Project Milestone Report (4/16)
Swamynathan Siva (swamynas) and Andrew Zhao (ahzhao)
Week |
Todo |
Week 4 (4/16 - 4/19) |
Swamy - Complete modifications to intercon simulator to support P2P comm and selective snooping
Andrew - Complete/Test MSI implementations and changes to coherence interface |
Week 4.5 (4/19 - 4/22) |
Swamy/Andrew - Integration of respective components |
Week 5 (4/23 - 4/26) |
Overflow of previous tasks/buffer |
Week 5.5 (4/27 - 4/29) |
Swamy - Implement perfect predictor Andrew- Identify/generate interesting workload traces to compare |
Week 6 (4/30 - 5/2) |
Andrew - Implement probabilistic imperfect predictor
Swamy - Workload running and data collection |
Week 6.5 (5/3 - 5/5) |
Swamy, Andrew - Write final report/presentation |
In our proposal, we hoped to have an initial implementation of CADSS modified with a directory-based cache coherence protocol complete by the milestone. So far, we have spent a substantial amount of time understanding and mapping out CADSS, planning necessary modifications, and thinking about the level of simulation depth we need from the cache and interconnect components. In the current state, we have implemented two changes to swap the simulator to directory-based coherence: (1) modifying the coherence network from a bus to one with point-to-point capabilities, and (2) modifying the existing MI protocol to an MSI one that allows shared reads. These two components have been implemented separately, but have not been merged together and are still being tested and refined. A further complication is the development being in C; we expected to be able to work in C++, but mixing languages has been more difficult than anticipated, and we are also experimenting on this front.
Our target goals and deliverables remain similar, and the list from the proposal still holds. We still hope to show speedup graphs from our predictor simulations as our key result - in this case our speedups would be relative to the snooping bus implementations provided by the simulators, as well as speedups for coherence predictor at different prediction accuracies over a regular directory. We also hope to supplement these with analysis of which application characteristics are most amenable to speedup from directory. We believe we will be able to meet these goals barring significant roadblocks.

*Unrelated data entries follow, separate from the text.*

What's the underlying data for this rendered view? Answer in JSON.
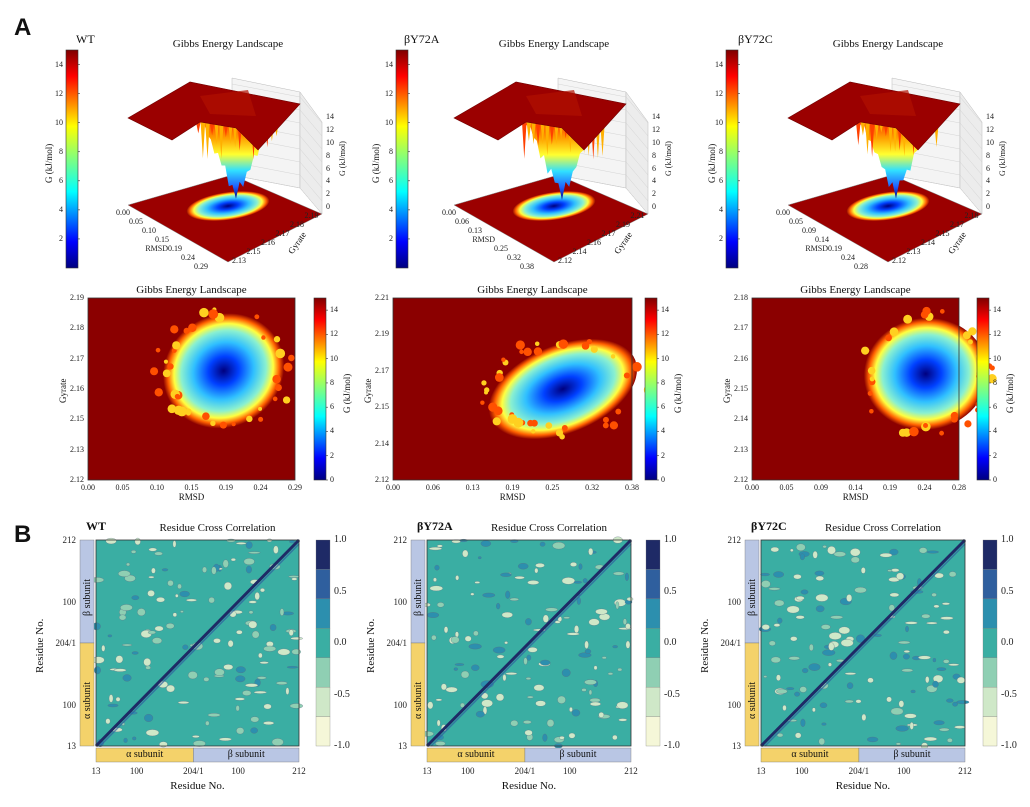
{
  "panel_labels": {
    "a": "A",
    "b": "B"
  },
  "colors": {
    "hot": "#8b0000",
    "cold": "#00007f",
    "teal": "#3aaea3",
    "alpha_band": "#f4d26a",
    "beta_band": "#b9c6e4"
  },
  "chart_data": [
    {
      "id": "wt-3d",
      "type": "surface",
      "variant": "WT",
      "title": "Gibbs Energy Landscape",
      "xlabel": "RMSD",
      "ylabel": "Gyrate",
      "zlabel": "G (kJ/mol)",
      "x_ticks": [
        "0.00",
        "0.05",
        "0.10",
        "0.15",
        "RMSD0.19",
        "0.24",
        "0.29"
      ],
      "y_ticks": [
        "2.13",
        "2.15",
        "2.16",
        "2.17",
        "2.18",
        "2.19"
      ],
      "z_ticks": [
        "0",
        "2",
        "4",
        "6",
        "8",
        "10",
        "12",
        "14"
      ],
      "colorbar": {
        "label": "G (kJ/mol)",
        "ticks": [
          "2",
          "4",
          "6",
          "8",
          "10",
          "12",
          "14"
        ],
        "range": [
          0,
          15
        ]
      }
    },
    {
      "id": "y72a-3d",
      "type": "surface",
      "variant": "βY72A",
      "title": "Gibbs Energy Landscape",
      "xlabel": "RMSD",
      "ylabel": "Gyrate",
      "zlabel": "G (kJ/mol)",
      "x_ticks": [
        "0.00",
        "0.06",
        "0.13",
        "RMSD",
        "0.25",
        "0.32",
        "0.38"
      ],
      "y_ticks": [
        "2.12",
        "2.14",
        "2.16",
        "2.17",
        "2.19",
        "2.21"
      ],
      "z_ticks": [
        "0",
        "2",
        "4",
        "6",
        "8",
        "10",
        "12",
        "14"
      ],
      "colorbar": {
        "label": "G (kJ/mol)",
        "ticks": [
          "2",
          "4",
          "6",
          "8",
          "10",
          "12",
          "14"
        ],
        "range": [
          0,
          15
        ]
      }
    },
    {
      "id": "y72c-3d",
      "type": "surface",
      "variant": "βY72C",
      "title": "Gibbs Energy Landscape",
      "xlabel": "RMSD",
      "ylabel": "Gyrate",
      "zlabel": "G (kJ/mol)",
      "x_ticks": [
        "0.00",
        "0.05",
        "0.09",
        "0.14",
        "RMSD0.19",
        "0.24",
        "0.28"
      ],
      "y_ticks": [
        "2.12",
        "2.13",
        "2.14",
        "2.15",
        "2.17",
        "2.18"
      ],
      "z_ticks": [
        "0",
        "2",
        "4",
        "6",
        "8",
        "10",
        "12",
        "14"
      ],
      "colorbar": {
        "label": "G (kJ/mol)",
        "ticks": [
          "2",
          "4",
          "6",
          "8",
          "10",
          "12",
          "14"
        ],
        "range": [
          0,
          15
        ]
      }
    },
    {
      "id": "wt-2d",
      "type": "heatmap",
      "title": "Gibbs Energy Landscape",
      "xlabel": "RMSD",
      "ylabel": "Gyrate",
      "x_ticks": [
        "0.00",
        "0.05",
        "0.10",
        "0.15",
        "0.19",
        "0.24",
        "0.29"
      ],
      "y_ticks": [
        "2.12",
        "2.13",
        "2.15",
        "2.16",
        "2.17",
        "2.18",
        "2.19"
      ],
      "colorbar": {
        "label": "G (kJ/mol)",
        "ticks": [
          "0",
          "2",
          "4",
          "6",
          "8",
          "10",
          "12",
          "14"
        ],
        "range": [
          0,
          15
        ]
      },
      "basin": {
        "x": 0.19,
        "y": 2.162
      }
    },
    {
      "id": "y72a-2d",
      "type": "heatmap",
      "title": "Gibbs Energy Landscape",
      "xlabel": "RMSD",
      "ylabel": "Gyrate",
      "x_ticks": [
        "0.00",
        "0.06",
        "0.13",
        "0.19",
        "0.25",
        "0.32",
        "0.38"
      ],
      "y_ticks": [
        "2.12",
        "2.14",
        "2.15",
        "2.17",
        "2.19",
        "2.21"
      ],
      "colorbar": {
        "label": "G (kJ/mol)",
        "ticks": [
          "0",
          "2",
          "4",
          "6",
          "8",
          "10",
          "12",
          "14"
        ],
        "range": [
          0,
          15
        ]
      },
      "basin": {
        "x": 0.27,
        "y": 2.165
      }
    },
    {
      "id": "y72c-2d",
      "type": "heatmap",
      "title": "Gibbs Energy Landscape",
      "xlabel": "RMSD",
      "ylabel": "Gyrate",
      "x_ticks": [
        "0.00",
        "0.05",
        "0.09",
        "0.14",
        "0.19",
        "0.24",
        "0.28"
      ],
      "y_ticks": [
        "2.12",
        "2.13",
        "2.14",
        "2.15",
        "2.16",
        "2.17",
        "2.18"
      ],
      "colorbar": {
        "label": "G (kJ/mol)",
        "ticks": [
          "0",
          "2",
          "4",
          "6",
          "8",
          "10",
          "12",
          "14"
        ],
        "range": [
          0,
          15
        ]
      },
      "basin": {
        "x": 0.235,
        "y": 2.155
      }
    },
    {
      "id": "wt-dccm",
      "type": "heatmap",
      "variant": "WT",
      "title": "Residue Cross Correlation",
      "xlabel": "Residue No.",
      "ylabel": "Residue No.",
      "x_ticks": [
        "13",
        "100",
        "204/1",
        "100",
        "212"
      ],
      "y_ticks": [
        "212",
        "100",
        "204/1",
        "100",
        "13"
      ],
      "bands": {
        "alpha": "α subunit",
        "beta": "β subunit"
      },
      "colorbar": {
        "ticks": [
          "1.0",
          "0.5",
          "0.0",
          "-0.5",
          "-1.0"
        ],
        "range": [
          -1,
          1
        ]
      }
    },
    {
      "id": "y72a-dccm",
      "type": "heatmap",
      "variant": "βY72A",
      "title": "Residue Cross Correlation",
      "xlabel": "Residue No.",
      "ylabel": "Residue No.",
      "x_ticks": [
        "13",
        "100",
        "204/1",
        "100",
        "212"
      ],
      "y_ticks": [
        "212",
        "100",
        "204/1",
        "100",
        "13"
      ],
      "bands": {
        "alpha": "α subunit",
        "beta": "β subunit"
      },
      "colorbar": {
        "ticks": [
          "1.0",
          "0.5",
          "0.0",
          "-0.5",
          "-1.0"
        ],
        "range": [
          -1,
          1
        ]
      }
    },
    {
      "id": "y72c-dccm",
      "type": "heatmap",
      "variant": "βY72C",
      "title": "Residue Cross Correlation",
      "xlabel": "Residue No.",
      "ylabel": "Residue No.",
      "x_ticks": [
        "13",
        "100",
        "204/1",
        "100",
        "212"
      ],
      "y_ticks": [
        "212",
        "100",
        "204/1",
        "100",
        "13"
      ],
      "bands": {
        "alpha": "α subunit",
        "beta": "β subunit"
      },
      "colorbar": {
        "ticks": [
          "1.0",
          "0.5",
          "0.0",
          "-0.5",
          "-1.0"
        ],
        "range": [
          -1,
          1
        ]
      }
    }
  ]
}
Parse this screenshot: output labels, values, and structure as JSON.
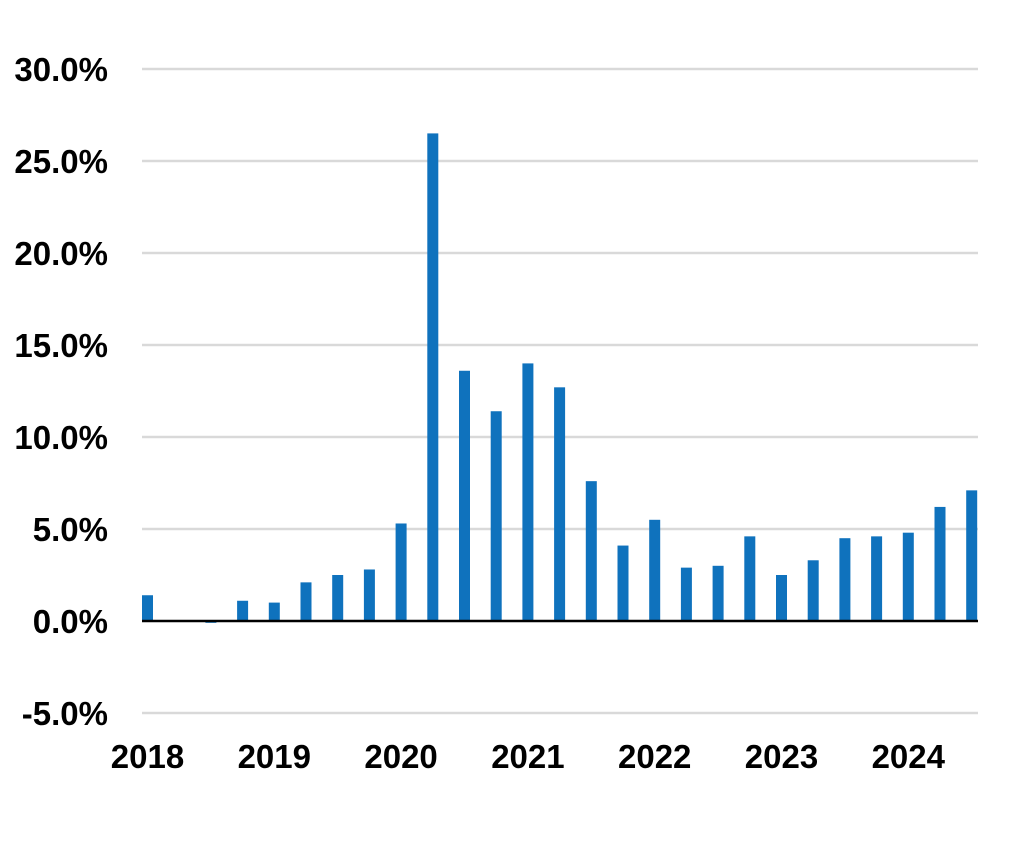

Additionally, we have discovered that the base CADSS simulator simplifies and abstracts systems to a greater degree than we expected. As such, we will also analyze our results from the perspective of simulation fidelity, since some benefits we hope to observe may only be observable under a higher resolution simulation. For example, we plan to start with the simpleCache for which source code is provided, keeping in mind that this implementation has infinite capacity. Since the simple processor in the simulator does not model latency on non-memory actions, all our workloads will be severely backend-bound, which may be a good thing in some cases as it brings memory performance to the forefront, but it may be bad because it anulls latency-hiding mechanisms that interleave memory with compute.
We do not have preliminary results at this time, as per our plan, simulator development is a prerequisite and is also the 75% progress point we have yet to meet.